Who am I

I am Rafael, and I am studying as 2nd PhD student in Information Security. Generally speaking, I have research interest in vulnerability discovery and binary analysis. As Rust comes out as a memory-safety language, I believe there would be more and more systems and applications equipped with modules rewritten in Rust. Therefore, I am interested in digging potential bugs led by inconsistency between multi-languages currently for my research. In my rest of time, I would play some real-world bug hunting or PWN in CTF in rest of my time. Welcome to contact me if you find some interesting projects in following.

Github

Vector35/AlgoProphet

This is a open-source project which can be found on github, and only has one release version currently.

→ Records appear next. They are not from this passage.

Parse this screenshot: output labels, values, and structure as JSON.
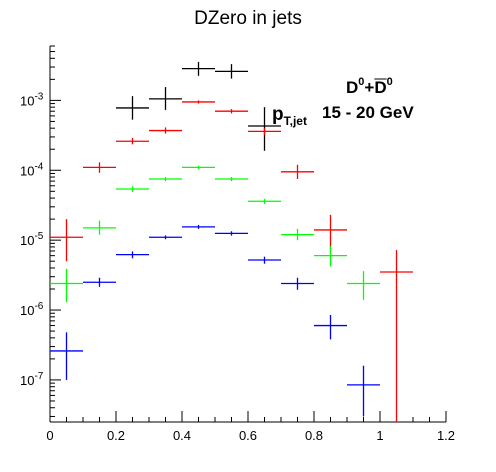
{
  "chart_data": {
    "type": "scatter",
    "title": "DZero in jets",
    "xlabel": "",
    "ylabel": "",
    "xlim": [
      0,
      1.2
    ],
    "ylim": [
      2.5e-08,
      0.006
    ],
    "log_y": true,
    "grid": false,
    "x_ticks": [
      "0",
      "0.2",
      "0.4",
      "0.6",
      "0.8",
      "1",
      "1.2"
    ],
    "y_tick_labels": [
      {
        "base": "10",
        "exp": "-7",
        "value": 1e-07
      },
      {
        "base": "10",
        "exp": "-6",
        "value": 1e-06
      },
      {
        "base": "10",
        "exp": "-5",
        "value": 1e-05
      },
      {
        "base": "10",
        "exp": "-4",
        "value": 0.0001
      },
      {
        "base": "10",
        "exp": "-3",
        "value": 0.001
      }
    ],
    "annotation": {
      "particle_base": "D",
      "particle_sup": "0",
      "plus": "+",
      "anti_base": "D",
      "anti_sup": "0",
      "pt_base": "p",
      "pt_sub": "T,jet",
      "range": "15 - 20 GeV"
    },
    "series": [
      {
        "color": "#000000",
        "points": [
          {
            "x": 0.25,
            "xerr": 0.05,
            "y": 0.00078,
            "ylo": 0.00053,
            "yhi": 0.00115
          },
          {
            "x": 0.35,
            "xerr": 0.05,
            "y": 0.00105,
            "ylo": 0.00073,
            "yhi": 0.00155
          },
          {
            "x": 0.45,
            "xerr": 0.05,
            "y": 0.00285,
            "ylo": 0.00225,
            "yhi": 0.00355
          },
          {
            "x": 0.55,
            "xerr": 0.05,
            "y": 0.0026,
            "ylo": 0.00205,
            "yhi": 0.0033
          },
          {
            "x": 0.65,
            "xerr": 0.05,
            "y": 0.00043,
            "ylo": 0.00019,
            "yhi": 0.0008
          }
        ]
      },
      {
        "color": "#ff0000",
        "points": [
          {
            "x": 0.05,
            "xerr": 0.05,
            "y": 1.1e-05,
            "ylo": 5e-06,
            "yhi": 2e-05
          },
          {
            "x": 0.15,
            "xerr": 0.05,
            "y": 0.00011,
            "ylo": 9.2e-05,
            "yhi": 0.00013
          },
          {
            "x": 0.25,
            "xerr": 0.05,
            "y": 0.00026,
            "ylo": 0.000235,
            "yhi": 0.00029
          },
          {
            "x": 0.35,
            "xerr": 0.05,
            "y": 0.00037,
            "ylo": 0.000335,
            "yhi": 0.00041
          },
          {
            "x": 0.45,
            "xerr": 0.05,
            "y": 0.00095,
            "ylo": 0.0009,
            "yhi": 0.001
          },
          {
            "x": 0.55,
            "xerr": 0.05,
            "y": 0.0007,
            "ylo": 0.00065,
            "yhi": 0.00075
          },
          {
            "x": 0.65,
            "xerr": 0.05,
            "y": 0.00036,
            "ylo": 0.00032,
            "yhi": 0.0004
          },
          {
            "x": 0.75,
            "xerr": 0.05,
            "y": 9.5e-05,
            "ylo": 7.5e-05,
            "yhi": 0.00012
          },
          {
            "x": 0.85,
            "xerr": 0.05,
            "y": 1.4e-05,
            "ylo": 7.5e-06,
            "yhi": 2.3e-05
          },
          {
            "x": 1.05,
            "xerr": 0.05,
            "y": 3.5e-06,
            "ylo": 2.5e-08,
            "yhi": 7.2e-06
          }
        ]
      },
      {
        "color": "#00ff00",
        "points": [
          {
            "x": 0.05,
            "xerr": 0.05,
            "y": 2.4e-06,
            "ylo": 1.3e-06,
            "yhi": 3.9e-06
          },
          {
            "x": 0.15,
            "xerr": 0.05,
            "y": 1.5e-05,
            "ylo": 1.2e-05,
            "yhi": 1.9e-05
          },
          {
            "x": 0.25,
            "xerr": 0.05,
            "y": 5.4e-05,
            "ylo": 4.9e-05,
            "yhi": 5.9e-05
          },
          {
            "x": 0.35,
            "xerr": 0.05,
            "y": 7.5e-05,
            "ylo": 7e-05,
            "yhi": 8e-05
          },
          {
            "x": 0.45,
            "xerr": 0.05,
            "y": 0.00011,
            "ylo": 0.000104,
            "yhi": 0.000116
          },
          {
            "x": 0.55,
            "xerr": 0.05,
            "y": 7.5e-05,
            "ylo": 7e-05,
            "yhi": 8e-05
          },
          {
            "x": 0.65,
            "xerr": 0.05,
            "y": 3.6e-05,
            "ylo": 3.3e-05,
            "yhi": 3.9e-05
          },
          {
            "x": 0.75,
            "xerr": 0.05,
            "y": 1.2e-05,
            "ylo": 1e-05,
            "yhi": 1.45e-05
          },
          {
            "x": 0.85,
            "xerr": 0.05,
            "y": 6e-06,
            "ylo": 4.2e-06,
            "yhi": 8.2e-06
          },
          {
            "x": 0.95,
            "xerr": 0.05,
            "y": 2.4e-06,
            "ylo": 1.4e-06,
            "yhi": 3.6e-06
          }
        ]
      },
      {
        "color": "#0000ff",
        "points": [
          {
            "x": 0.05,
            "xerr": 0.05,
            "y": 2.6e-07,
            "ylo": 1e-07,
            "yhi": 4.8e-07
          },
          {
            "x": 0.15,
            "xerr": 0.05,
            "y": 2.5e-06,
            "ylo": 2.15e-06,
            "yhi": 2.9e-06
          },
          {
            "x": 0.25,
            "xerr": 0.05,
            "y": 6.2e-06,
            "ylo": 5.5e-06,
            "yhi": 6.9e-06
          },
          {
            "x": 0.35,
            "xerr": 0.05,
            "y": 1.1e-05,
            "ylo": 1.03e-05,
            "yhi": 1.17e-05
          },
          {
            "x": 0.45,
            "xerr": 0.05,
            "y": 1.55e-05,
            "ylo": 1.45e-05,
            "yhi": 1.65e-05
          },
          {
            "x": 0.55,
            "xerr": 0.05,
            "y": 1.25e-05,
            "ylo": 1.16e-05,
            "yhi": 1.34e-05
          },
          {
            "x": 0.65,
            "xerr": 0.05,
            "y": 5.2e-06,
            "ylo": 4.6e-06,
            "yhi": 5.8e-06
          },
          {
            "x": 0.75,
            "xerr": 0.05,
            "y": 2.4e-06,
            "ylo": 1.95e-06,
            "yhi": 2.9e-06
          },
          {
            "x": 0.85,
            "xerr": 0.05,
            "y": 6e-07,
            "ylo": 3.8e-07,
            "yhi": 8.5e-07
          },
          {
            "x": 0.95,
            "xerr": 0.05,
            "y": 8.5e-08,
            "ylo": 3e-08,
            "yhi": 1.6e-07
          }
        ]
      }
    ]
  }
}
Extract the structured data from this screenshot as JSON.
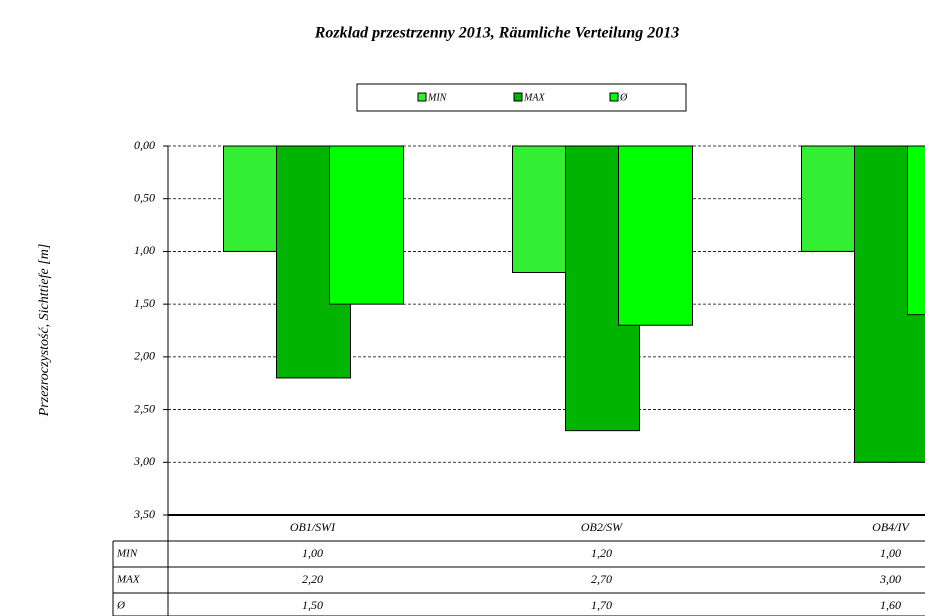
{
  "chart_data": {
    "type": "bar",
    "title": "Rozklad przestrzenny 2013, Räumliche Verteilung 2013",
    "y_label": "Przezroczystość, Sichttiefe [m]",
    "categories": [
      "OB1/SWI",
      "OB2/SW",
      "OB4/IV"
    ],
    "series": [
      {
        "name": "MIN",
        "color": "#33ee33",
        "values": [
          1.0,
          1.2,
          1.0
        ],
        "value_labels": [
          "1,00",
          "1,20",
          "1,00"
        ]
      },
      {
        "name": "MAX",
        "color": "#00b400",
        "values": [
          2.2,
          2.7,
          3.0
        ],
        "value_labels": [
          "2,20",
          "2,70",
          "3,00"
        ]
      },
      {
        "name": "Ø",
        "color": "#00ff00",
        "values": [
          1.5,
          1.7,
          1.6
        ],
        "value_labels": [
          "1,50",
          "1,70",
          "1,60"
        ]
      }
    ],
    "ylim": [
      0,
      3.5
    ],
    "y_inverted": true,
    "yticks": [
      {
        "value": 0,
        "label": "0,00"
      },
      {
        "value": 0.5,
        "label": "0,50"
      },
      {
        "value": 1,
        "label": "1,00"
      },
      {
        "value": 1.5,
        "label": "1,50"
      },
      {
        "value": 2,
        "label": "2,00"
      },
      {
        "value": 2.5,
        "label": "2,50"
      },
      {
        "value": 3,
        "label": "3,00"
      },
      {
        "value": 3.5,
        "label": "3,50"
      }
    ],
    "grid": true,
    "legend": "top"
  }
}
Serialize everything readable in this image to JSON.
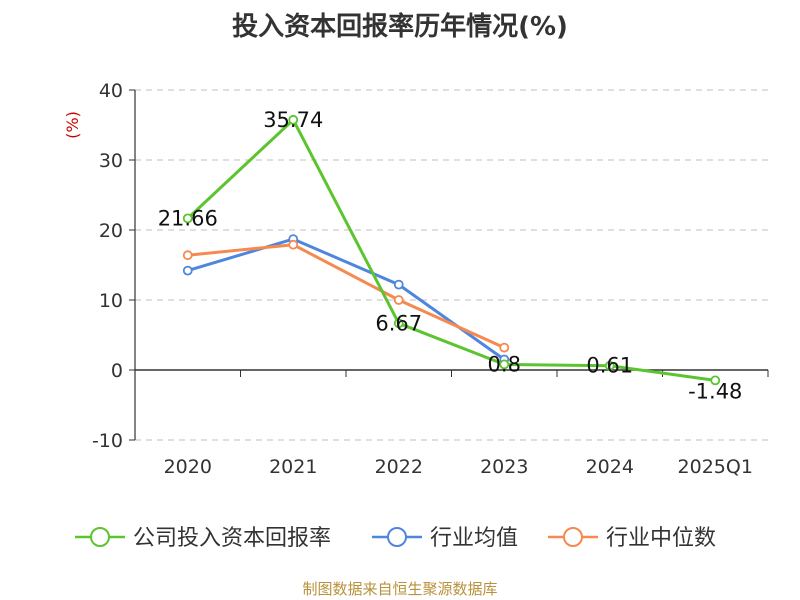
{
  "chart_data": {
    "type": "line",
    "title": "投入资本回报率历年情况(%)",
    "ylabel": "(%)",
    "categories": [
      "2020",
      "2021",
      "2022",
      "2023",
      "2024",
      "2025Q1"
    ],
    "ylim": [
      -10,
      40
    ],
    "yticks": [
      40,
      30,
      20,
      10,
      0,
      -10
    ],
    "grid": true,
    "legend_position": "bottom",
    "series": [
      {
        "name": "公司投入资本回报率",
        "color": "#5cc42e",
        "values": [
          21.66,
          35.74,
          6.67,
          0.8,
          0.61,
          -1.48
        ],
        "labels": [
          "21.66",
          "35.74",
          "6.67",
          "0.8",
          "0.61",
          "-1.48"
        ]
      },
      {
        "name": "行业均值",
        "color": "#4f86dd",
        "values": [
          14.2,
          18.7,
          12.2,
          1.5,
          null,
          null
        ]
      },
      {
        "name": "行业中位数",
        "color": "#f5894f",
        "values": [
          16.4,
          17.9,
          10.0,
          3.2,
          null,
          null
        ]
      }
    ]
  },
  "source": "制图数据来自恒生聚源数据库"
}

The purpose of AlgoProphet is to identify and localize the arithmetic algorithm which is built on non-visited implementation from the binary. Given a function in binary, AlgoProphet can build up a DFG(Dataflow Graph) based on MLIL-SSA of Binary Ninja, then use graph matching algorithm(Isomorphism) to match the models saved in the database. We spent a lot of time on the design of customized-DFG and tried to answers the questions, e.g., How to represent a computation algorithm in the loop? In current phase, AlgoProphet can help us identify some algorithms like vector summation or discrete fourier transform both on x86-64 and arm64. Of course, working on different architectures should be easy based on layout-agnostic IR; however, we still found that a same instruction can have many different implementations. You can find more details in README of the repo. Also appreciate any comments in issues!

egalito-reversePatch

This is a open-source project which can be found on github, and the original project of egalito can be found here. egalito-reversePatch leaverages the interesting design of egalito IR and makes some binary code similarity works with clustering methods. However, the most amazing power of egalito IR is that it makes static binary instrumentation and relocation easier. Thanks for the support from authors and @Anthony in Columbia, I have realized that IR can be designed for different purpose, which has a big impact on my research in the future. The main code of my work can be found in pass/reversepatch.cpp, and it would extract the tokens as training features while visiting each instruction (It only worked on arch x86_64 at this time).